PIONEER INVESTMENTS CONFERENCE: Europe’s masqued ball

The Eurozone lift-off is welcomed – but the need for income is still a fundamental challenge. With bond yields at record lows, new sources of income are needed. Funds Europe was media partner at the Pioneer Investments annual investor conference.

Occasionally, Pioneer Investments’ annual client conference was a festival of joy. Eurozone quantitative easing (QE) made it so. 

Despite 2015 being the eighth year of Europe’s growth dilemma, Pioneer’s expectations are higher than ever for a recovery in European economies. The firm is also optimistic about growth in the region’s corporate profits – and it is truly excited about European equities.

An emphatic remark to this end came from Erik Nielsen, global chief economist at Pioneer’s parent company, UniCredit Bank. 

“If you have European equities you will have made a lot of money [by this time next year]. You heard it from me!” he told the audience of 180 fund selectors.

Monica Defend (pictured), Pioneer’s head of global asset allocation research, said Europe is “finally getting better” and that the economy is accelerating. She prefers European equity to US in relative terms, and added: “We are long Europe – a lot.”

Corporate profitability, which has been growing since the third quarter of 2014, is part of the reason. Defend told the audience of global investors that though European earnings per share (EPS) trail the US, these will catch up and give the market recovery – which saw main benchmarks up around 20% in the first quarter – a degree of longevity.

“When I look at European equity, back in June 2009 Europe was beating the US, though it did not last due to macro fragility.”

Pioneer liquid alternativesThough macro factors were a drag for equities at that time rather than companies themselves, corporates are in a better position today because QE is providing greater confidence. 

“EPS readings are moving upwards in Europe – and in emerging markets,” said Defend.

Emerging markets are important to Europe’s companies, which have higher exposure to them than US firms – a point not lost on former Goldman Sachs economist Nielsen. 

“Total equity returns correlate with per capita growth and I would bet my money that in the next two to three years, Europe will outperform per capita growth in the US nicely, meaning European equity should outperform,” he said. 

“[And] if emerging markets start to look better, then European companies are more exposed to them than US.”

Pioneer says volatility in markets will be higher and that non-euro investors should hedge the devaluing currency. 

Defend adds that the absolute return multi-strategy portfolio uses longer duration bonds to hedge equity.

THE NEED FOR INCOME PERSISTS
A breath of fresh air, rather than a brand new dawn, is one way to describe the Eurozone equity story. Local equity markets are pockets of celebration in an otherwise stifling atmosphere. 
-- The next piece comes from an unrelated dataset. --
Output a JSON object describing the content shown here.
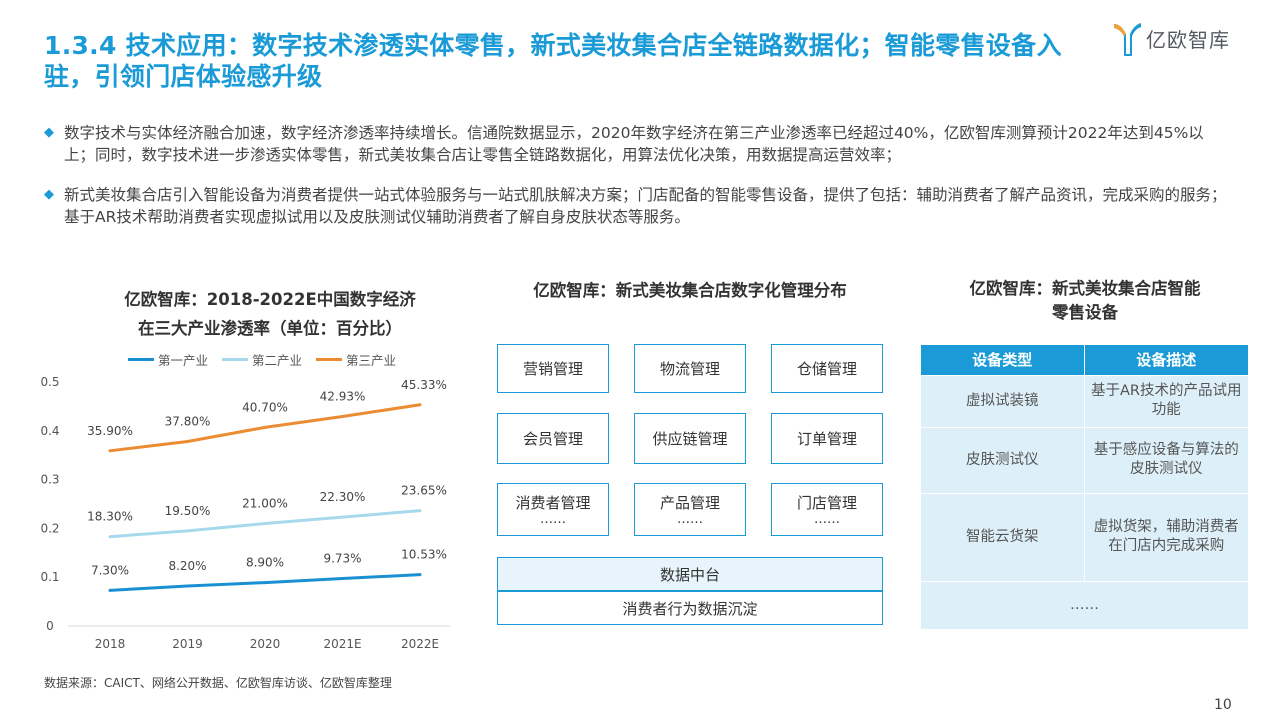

Europe still needs to turn potential growth into actual growth by shifting liquidity into the real economy. For the fixed income investor, the conference heard, Eurozone QE has sent yields lower and fears of a liquidity trap exist. 

Meanwhile, US yields are also still low, particularly at the short end of the curve. China growth continues to be a question for emerging markets. And geopolitical tensions are almost everywhere.
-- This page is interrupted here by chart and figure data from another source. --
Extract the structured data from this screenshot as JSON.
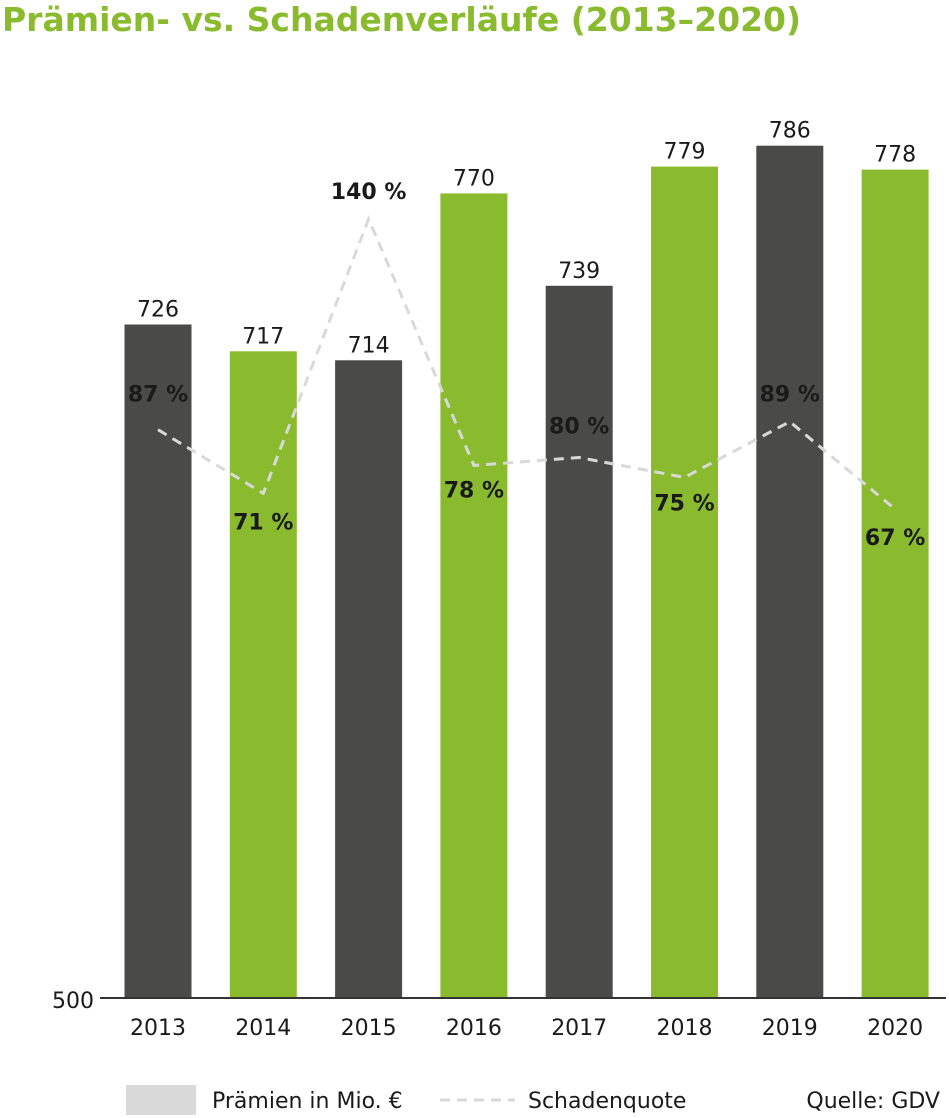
{
  "chart_data": {
    "type": "bar",
    "title": "Prämien- vs. Schadenverläufe (2013–2020)",
    "categories": [
      "2013",
      "2014",
      "2015",
      "2016",
      "2017",
      "2018",
      "2019",
      "2020"
    ],
    "series": [
      {
        "name": "Prämien in Mio. €",
        "type": "bar",
        "values": [
          726,
          717,
          714,
          770,
          739,
          779,
          786,
          778
        ],
        "value_labels": [
          "726",
          "717",
          "714",
          "770",
          "739",
          "779",
          "786",
          "778"
        ]
      },
      {
        "name": "Schadenquote",
        "type": "line",
        "style": "dashed",
        "values": [
          87,
          71,
          140,
          78,
          80,
          75,
          89,
          67
        ],
        "value_labels": [
          "87 %",
          "71 %",
          "140 %",
          "78 %",
          "80 %",
          "75 %",
          "89 %",
          "67 %"
        ]
      }
    ],
    "y_axis": {
      "baseline_label": "500",
      "min": 500,
      "max": 800
    },
    "grid": false,
    "legend": {
      "placement": "bottom"
    },
    "source": "Quelle: GDV",
    "colors": {
      "title": "#8abb2f",
      "bar_dark": "#4a4a49",
      "bar_green": "#8abb2f",
      "line": "#d9d9d9",
      "legend_swatch": "#d9d9d9",
      "axis": "#333333"
    }
  }
}
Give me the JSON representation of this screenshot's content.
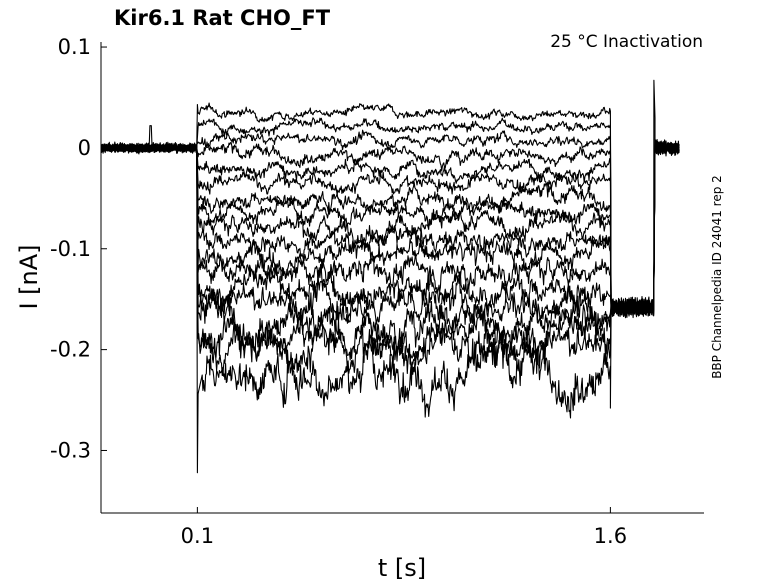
{
  "chart_data": {
    "type": "line",
    "title": "Kir6.1  Rat  CHO_FT",
    "annotation": "25 °C  Inactivation",
    "side_label": "BBP Channelpedia ID 24041 rep 2",
    "xlabel": "t [s]",
    "ylabel": "I [nA]",
    "xlim": [
      -0.25,
      1.94
    ],
    "ylim": [
      -0.362,
      0.105
    ],
    "xticks": [
      0.1,
      1.6
    ],
    "xtick_labels": [
      "0.1",
      "1.6"
    ],
    "yticks": [
      0.1,
      0,
      -0.1,
      -0.2,
      -0.3
    ],
    "ytick_labels": [
      "0.1",
      "0",
      "-0.1",
      "-0.2",
      "-0.3"
    ],
    "grid": false,
    "legend": "none",
    "stimulus_start": 0.1,
    "stimulus_end": 1.6,
    "trace_end": 1.85,
    "baseline_pre": 0.0,
    "tail_current": -0.158,
    "pulse_peak": 0.067,
    "onset_transient_min": -0.322,
    "series": [
      {
        "steady": 0.035,
        "noise": 0.0018
      },
      {
        "steady": 0.022,
        "noise": 0.002
      },
      {
        "steady": 0.008,
        "noise": 0.0022
      },
      {
        "steady": -0.006,
        "noise": 0.0025
      },
      {
        "steady": -0.02,
        "noise": 0.0028
      },
      {
        "steady": -0.035,
        "noise": 0.003
      },
      {
        "steady": -0.05,
        "noise": 0.0032
      },
      {
        "steady": -0.063,
        "noise": 0.0035
      },
      {
        "steady": -0.077,
        "noise": 0.0038
      },
      {
        "steady": -0.09,
        "noise": 0.004
      },
      {
        "steady": -0.105,
        "noise": 0.0045
      },
      {
        "steady": -0.122,
        "noise": 0.005
      },
      {
        "steady": -0.138,
        "noise": 0.0055
      },
      {
        "steady": -0.153,
        "noise": 0.006
      },
      {
        "steady": -0.168,
        "noise": 0.0065
      },
      {
        "steady": -0.183,
        "noise": 0.007
      },
      {
        "steady": -0.197,
        "noise": 0.0075
      },
      {
        "steady": -0.222,
        "noise": 0.0085
      }
    ]
  }
}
The need for income continues to be the key characteristic of the investment landscape. Moreover, with fixed interest returns so low, the crucial mission is to identify new sources of income, which was the theme of Pioneer’s three-day conference in Boston, Massachusetts.

Loans and fixed income investing in GDP-weighted benchmarks will help meet this challenge, the conference heard. GDP benchmarks will help diversify from the world’s largest debtors that dominate cap-weighted benchmarks. And though Tanguy Le Saout, head of European fixed income, predicted that bond investing will become harder in the yield-reducing QE environment, behavioural factors in the market and other themes will provide opportunities for active bond managers. 

In addition, equity dividends still have a role. Piergaetano Iaccarino, head of thematic and disciplined equity, noted that US dividend stocks had re-rated mostly due to QE there. Europe’s own programme could similarly lift ratings of Eurozone income stocks, he said. 

Dividend yields have been stable in the past two to three years and companies – flushed with cash but still with nowhere to invest it – want to please investors and give it to them instead, Iaccarino says. At the same time, the Japanese dividend story is still running.

Karl Huber, senior portfolio manager (Europe), is overweight on banks and cyclicals in dividend season. He is targeting a 7% income, which he notes is ambitious, but uses high-yield equities and a call option process to enhance yield.

REAL PROGRESS
For now, though, European equities are the conference stars. After years of worry for the very future of the Eurozone, the region – according to Andrew Arbuthnott, head of European large-cap equity – now shows up better than Japan, the UK and the US on a debt-to-GDP measure.  

“A lot of peripheral countries have made real substantial progress in turning current account deficits into reasonable surpluses,” he says.

But the seasonal pattern may mean less strong stock markets in the second quarter, and factors such as UK  elections could cause consolidation, he says.